Developer Hub

Build with the world's
best AI models.

Access all models through a single, OpenAI-compatible gateway. Sub-millisecond routing, unified billing, and 100% SDK compatibility.

Quickstart

Get up and running in less than 60 seconds using the official OpenAI SDKs.

from openai import OpenAI

client = OpenAI(
    api_key="sk-ht-xxxx",
    base_url="https://api.heytoken.ai/v1"
)

response = client.chat.completions.create(
    model="gpt-4o",
    messages=[{"role": "user", "content": "Hello!"}]
)

print(response.choices[0].message.content)

Authentication

All API requests must include your API key in the Authorization HTTP header. You can generate and manage your keys in the API Keys dashboard.

Authorization: Bearer sk-ht-xxxxxxxxxxxx

Protect your Secret Key

Your API key carries the same privileges as your account. Never share it, commit it to version control, or use it in client-side code.

Chat Completions

POST

/v1/chat/completions

Generate intelligent responses using state-of-the-art language models. Our API supports high-performance streaming (SSE) and multimodal inputs.

Request Parameters

Parameter	Type	Description
`model`Required	string	ID of the model to use. See /v1/models for a full list.
`messages`Required	array	A list of messages comprising the conversation.
`stream`	boolean	If true, partial message deltas will be sent via SSE. Default: `false`
`temperature`	number	Sampling temperature between 0 and 2. Default: `0.7`
`max_tokens`	integer	The maximum number of tokens to generate.
`reasoning`	boolean	Enable chain-of-thought for supported models (O1/DeepSeek).
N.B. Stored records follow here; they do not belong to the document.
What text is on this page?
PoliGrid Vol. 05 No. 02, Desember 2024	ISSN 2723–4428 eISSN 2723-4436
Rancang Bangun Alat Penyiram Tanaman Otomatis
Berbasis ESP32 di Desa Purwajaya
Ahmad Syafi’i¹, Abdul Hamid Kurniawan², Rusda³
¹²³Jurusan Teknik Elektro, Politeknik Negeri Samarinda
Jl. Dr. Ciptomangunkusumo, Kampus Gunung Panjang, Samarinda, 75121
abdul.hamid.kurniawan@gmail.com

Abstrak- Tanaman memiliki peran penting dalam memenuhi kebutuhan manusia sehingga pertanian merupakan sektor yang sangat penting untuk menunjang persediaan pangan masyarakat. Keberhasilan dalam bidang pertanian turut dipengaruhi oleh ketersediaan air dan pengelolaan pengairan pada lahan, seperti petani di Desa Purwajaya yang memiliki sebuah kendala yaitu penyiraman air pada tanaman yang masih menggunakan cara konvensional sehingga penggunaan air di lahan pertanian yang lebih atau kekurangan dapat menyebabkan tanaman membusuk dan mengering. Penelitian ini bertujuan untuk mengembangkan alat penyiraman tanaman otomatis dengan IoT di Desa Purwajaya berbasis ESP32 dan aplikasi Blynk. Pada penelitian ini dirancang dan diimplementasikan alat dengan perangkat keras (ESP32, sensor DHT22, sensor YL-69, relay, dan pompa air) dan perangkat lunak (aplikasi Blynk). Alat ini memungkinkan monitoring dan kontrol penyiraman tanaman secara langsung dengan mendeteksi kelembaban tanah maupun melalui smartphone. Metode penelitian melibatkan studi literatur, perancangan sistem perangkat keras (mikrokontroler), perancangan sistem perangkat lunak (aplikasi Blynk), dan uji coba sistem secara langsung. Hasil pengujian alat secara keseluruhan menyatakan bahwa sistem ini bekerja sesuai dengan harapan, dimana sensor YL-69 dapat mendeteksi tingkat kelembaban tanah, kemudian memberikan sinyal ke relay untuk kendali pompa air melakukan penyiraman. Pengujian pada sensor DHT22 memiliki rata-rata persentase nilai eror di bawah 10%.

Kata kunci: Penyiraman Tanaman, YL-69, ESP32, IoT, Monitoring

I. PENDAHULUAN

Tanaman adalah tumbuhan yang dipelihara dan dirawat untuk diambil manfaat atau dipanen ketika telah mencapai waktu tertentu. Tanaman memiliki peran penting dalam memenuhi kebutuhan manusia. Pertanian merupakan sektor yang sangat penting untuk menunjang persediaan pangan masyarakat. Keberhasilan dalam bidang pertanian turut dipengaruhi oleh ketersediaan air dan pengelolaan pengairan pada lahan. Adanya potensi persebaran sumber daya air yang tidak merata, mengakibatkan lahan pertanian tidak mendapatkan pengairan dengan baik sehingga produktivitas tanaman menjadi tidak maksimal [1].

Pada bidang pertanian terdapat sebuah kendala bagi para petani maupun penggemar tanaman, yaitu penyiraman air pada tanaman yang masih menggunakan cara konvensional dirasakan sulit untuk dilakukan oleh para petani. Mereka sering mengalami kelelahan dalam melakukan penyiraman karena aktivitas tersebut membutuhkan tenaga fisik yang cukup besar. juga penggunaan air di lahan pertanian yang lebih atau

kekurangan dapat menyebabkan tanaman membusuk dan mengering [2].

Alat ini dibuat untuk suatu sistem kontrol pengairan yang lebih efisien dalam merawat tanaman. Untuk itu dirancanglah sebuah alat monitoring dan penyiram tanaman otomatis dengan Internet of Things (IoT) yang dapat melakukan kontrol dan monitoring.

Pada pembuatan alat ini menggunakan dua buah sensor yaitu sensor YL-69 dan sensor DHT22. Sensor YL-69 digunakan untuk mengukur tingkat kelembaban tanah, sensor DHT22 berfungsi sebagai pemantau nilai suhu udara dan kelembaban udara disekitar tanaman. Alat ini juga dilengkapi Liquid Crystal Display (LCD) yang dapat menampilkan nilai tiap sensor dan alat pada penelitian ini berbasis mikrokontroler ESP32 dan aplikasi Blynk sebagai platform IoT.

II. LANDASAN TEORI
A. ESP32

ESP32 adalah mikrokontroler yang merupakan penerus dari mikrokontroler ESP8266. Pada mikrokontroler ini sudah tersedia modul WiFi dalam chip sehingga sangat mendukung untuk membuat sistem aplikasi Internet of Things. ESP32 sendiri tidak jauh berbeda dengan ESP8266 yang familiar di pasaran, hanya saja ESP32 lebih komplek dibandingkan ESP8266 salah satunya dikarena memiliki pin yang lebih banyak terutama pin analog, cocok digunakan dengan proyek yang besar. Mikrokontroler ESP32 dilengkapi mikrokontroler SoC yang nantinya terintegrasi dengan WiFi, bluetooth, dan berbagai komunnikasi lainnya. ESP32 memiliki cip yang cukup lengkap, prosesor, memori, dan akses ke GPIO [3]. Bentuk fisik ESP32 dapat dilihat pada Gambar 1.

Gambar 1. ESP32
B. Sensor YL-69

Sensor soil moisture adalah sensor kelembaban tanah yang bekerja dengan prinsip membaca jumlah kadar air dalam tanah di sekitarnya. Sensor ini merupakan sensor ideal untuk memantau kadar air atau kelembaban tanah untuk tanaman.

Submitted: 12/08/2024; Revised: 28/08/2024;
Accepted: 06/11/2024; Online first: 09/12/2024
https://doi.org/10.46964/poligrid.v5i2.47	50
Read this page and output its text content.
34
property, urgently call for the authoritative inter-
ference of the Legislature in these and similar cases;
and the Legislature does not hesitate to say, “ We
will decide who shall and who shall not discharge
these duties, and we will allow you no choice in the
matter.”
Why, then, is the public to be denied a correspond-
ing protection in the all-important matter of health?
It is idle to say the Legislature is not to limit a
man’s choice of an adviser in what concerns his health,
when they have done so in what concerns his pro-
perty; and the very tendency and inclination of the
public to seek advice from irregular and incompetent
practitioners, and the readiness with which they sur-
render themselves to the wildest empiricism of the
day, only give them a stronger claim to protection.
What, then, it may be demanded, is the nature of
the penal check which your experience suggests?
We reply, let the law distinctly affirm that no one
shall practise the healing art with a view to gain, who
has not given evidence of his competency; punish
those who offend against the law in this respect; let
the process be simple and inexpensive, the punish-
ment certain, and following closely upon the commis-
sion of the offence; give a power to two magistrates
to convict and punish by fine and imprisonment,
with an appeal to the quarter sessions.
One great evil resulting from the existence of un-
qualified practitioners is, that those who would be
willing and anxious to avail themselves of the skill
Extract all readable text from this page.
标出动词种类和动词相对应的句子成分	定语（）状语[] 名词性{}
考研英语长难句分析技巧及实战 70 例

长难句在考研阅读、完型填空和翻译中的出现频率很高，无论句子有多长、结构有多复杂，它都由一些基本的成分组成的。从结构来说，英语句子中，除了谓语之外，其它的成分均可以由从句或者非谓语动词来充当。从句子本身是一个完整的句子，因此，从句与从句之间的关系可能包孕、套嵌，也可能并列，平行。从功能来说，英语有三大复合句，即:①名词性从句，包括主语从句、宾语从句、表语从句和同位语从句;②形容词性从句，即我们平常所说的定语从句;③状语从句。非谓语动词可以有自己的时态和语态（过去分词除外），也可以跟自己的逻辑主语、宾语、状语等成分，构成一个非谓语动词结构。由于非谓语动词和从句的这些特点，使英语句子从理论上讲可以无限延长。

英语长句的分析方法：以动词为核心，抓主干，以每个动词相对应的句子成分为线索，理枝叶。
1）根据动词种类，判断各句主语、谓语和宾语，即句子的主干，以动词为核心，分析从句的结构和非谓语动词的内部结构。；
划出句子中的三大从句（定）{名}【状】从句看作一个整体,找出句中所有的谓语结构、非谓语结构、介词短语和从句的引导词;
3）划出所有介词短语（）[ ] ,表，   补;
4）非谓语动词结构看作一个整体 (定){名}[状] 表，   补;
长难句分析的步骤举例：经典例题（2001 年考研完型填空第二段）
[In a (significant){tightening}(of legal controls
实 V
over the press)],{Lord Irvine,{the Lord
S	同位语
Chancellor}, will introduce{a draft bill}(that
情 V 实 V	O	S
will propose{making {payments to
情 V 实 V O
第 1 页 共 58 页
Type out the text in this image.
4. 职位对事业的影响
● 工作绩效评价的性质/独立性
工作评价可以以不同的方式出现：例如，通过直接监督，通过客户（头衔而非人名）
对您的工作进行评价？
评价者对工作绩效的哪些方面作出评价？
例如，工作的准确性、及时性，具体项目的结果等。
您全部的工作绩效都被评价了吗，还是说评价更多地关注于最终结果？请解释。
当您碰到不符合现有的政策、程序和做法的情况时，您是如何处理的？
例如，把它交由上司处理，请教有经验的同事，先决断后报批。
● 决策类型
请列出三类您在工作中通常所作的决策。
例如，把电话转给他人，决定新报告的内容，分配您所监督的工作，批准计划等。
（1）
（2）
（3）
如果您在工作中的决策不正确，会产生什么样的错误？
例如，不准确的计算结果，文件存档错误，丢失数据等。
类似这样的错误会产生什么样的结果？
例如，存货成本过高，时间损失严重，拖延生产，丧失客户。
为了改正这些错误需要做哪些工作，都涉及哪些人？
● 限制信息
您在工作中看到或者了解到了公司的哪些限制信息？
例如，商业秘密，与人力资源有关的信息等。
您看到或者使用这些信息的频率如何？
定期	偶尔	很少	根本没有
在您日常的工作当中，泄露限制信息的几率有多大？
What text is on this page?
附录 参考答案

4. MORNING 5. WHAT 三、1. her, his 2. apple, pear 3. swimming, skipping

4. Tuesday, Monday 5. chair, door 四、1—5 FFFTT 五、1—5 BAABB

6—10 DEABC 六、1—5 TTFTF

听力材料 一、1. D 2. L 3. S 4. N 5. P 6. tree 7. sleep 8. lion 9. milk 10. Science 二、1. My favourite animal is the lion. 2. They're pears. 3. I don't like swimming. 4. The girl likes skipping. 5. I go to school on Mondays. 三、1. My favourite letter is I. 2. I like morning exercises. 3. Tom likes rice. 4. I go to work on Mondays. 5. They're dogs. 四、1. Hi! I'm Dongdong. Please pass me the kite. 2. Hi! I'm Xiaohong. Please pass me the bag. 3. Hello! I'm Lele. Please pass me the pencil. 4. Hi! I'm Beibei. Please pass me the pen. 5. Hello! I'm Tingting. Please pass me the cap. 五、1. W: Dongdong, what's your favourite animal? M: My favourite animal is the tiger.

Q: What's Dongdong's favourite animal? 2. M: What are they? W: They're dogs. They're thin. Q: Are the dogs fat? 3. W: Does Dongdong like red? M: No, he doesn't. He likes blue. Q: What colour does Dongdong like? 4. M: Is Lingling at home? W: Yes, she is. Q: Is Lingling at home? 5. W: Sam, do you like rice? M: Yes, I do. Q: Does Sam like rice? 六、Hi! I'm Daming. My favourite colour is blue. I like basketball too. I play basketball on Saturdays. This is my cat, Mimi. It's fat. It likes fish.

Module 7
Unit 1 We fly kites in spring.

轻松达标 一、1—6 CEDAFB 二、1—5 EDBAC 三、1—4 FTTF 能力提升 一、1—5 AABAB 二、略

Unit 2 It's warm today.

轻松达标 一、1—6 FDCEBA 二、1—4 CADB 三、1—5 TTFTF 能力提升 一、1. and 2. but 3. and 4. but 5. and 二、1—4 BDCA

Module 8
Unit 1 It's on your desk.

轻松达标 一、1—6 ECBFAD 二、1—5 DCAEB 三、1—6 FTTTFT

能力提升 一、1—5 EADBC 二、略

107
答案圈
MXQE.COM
Default: `false`

Response Formats

Standard JSON (Non-streaming)

{
  "id": "chatcmpl-123",
  "object": "chat.completion",
  "created": 1677652288,
  "model": "gpt-4o",
  "choices": [{
    "index": 0,
    "message": {
      "role": "assistant",
      "content": "Hello!"
    },
    "finish_reason": "stop"
  }],
  "usage": {
    "prompt_tokens": 9,
    "completion_tokens": 12,
    "total_tokens": 21
  }
}

Streaming (Server-Sent Events)

# data: prefix for each chunk

data: {"choices":[{"delta":{"content":"Hello"},"index":0}]}
data: {"choices":[{"delta":{"content":" world"},"index":0}]}
data: [DONE]

Tip: Set stream: true to significantly reduce perceived latency (Time To First Token).

Embeddings

Convert text into high-dimensional vectors for semantic search, clustering, and RAG applications.

cURL Example

curl https://api.heytoken.ai/v1/embeddings \
  -H "Content-Type: application/json" \
  -H "Authorization: Bearer sk-ht-xxxx" \
  -d '{
    "input": "The food was delicious and the service was excellent.",
    "model": "text-embedding-3-small"
  }'

Image Generation

Create high-resolution images from text prompts using DALL-E 3, Midjourney, and Stable Diffusion.

POST /v1/images/generations

Key Features

Multiple aspect ratios
HD quality support
Style consistency

Example Request

{
  "model": "dall-e-3",
  "prompt": "A futuristic city at sunset",
  "size": "1024x1024",
  "quality": "hd"
}

Video Generation

Generate cinematic videos from text or images using Sora, Runway, and Kling.

POST /v1/videos/generations

Asynchronous API

1.Submit a generation task to receive a task_id.
2.Poll the status endpoint or wait for a webhook callback.
3.Download the high-quality MP4 result once completed.

Realtime Voice (Beta)

Low-latency, full-duplex voice interactions using OpenAI Realtime and Google Gemini Multimodal.

This endpoint requires a WebSocket connection. Documentation for the /v1/realtime socket protocol is available upon request for Enterprise customers.

Rate Limits

Enforced to ensure fair usage and system stability across all developers.

RPM

100

Requests per min

RPH

1,000

Requests per hour

TPM

100k

Tokens per min

Concurrency

Active streams

Errors & Handling

We use standard HTTP status codes. A successful request returns a 2xx status code.

401

Unauthorized

Invalid or missing API key. Check your Authorization header format.

402

Payment Required

Insufficient balance. Top up your credits in the Billing section.

404

Not Found

The requested model or endpoint does not exist.

429

Rate Limit

Too many requests. Please implement exponential backoff.

500

Server Error

Upstream provider is temporarily down. Our system will auto-retry another channel.

503

Overloaded

The model is currently experiencing high traffic. Try again in a few seconds.

Best Practices

1
Use streaming for a better user experience in chat applications.
2
Implement timeouts (recommended 30-60s) to handle long-running generations.
3
Set max_tokens to control costs and prevent unexpected usage spikes.
4
Cache frequent requests to reduce latency and save on token costs.

Build with the world's best AI models.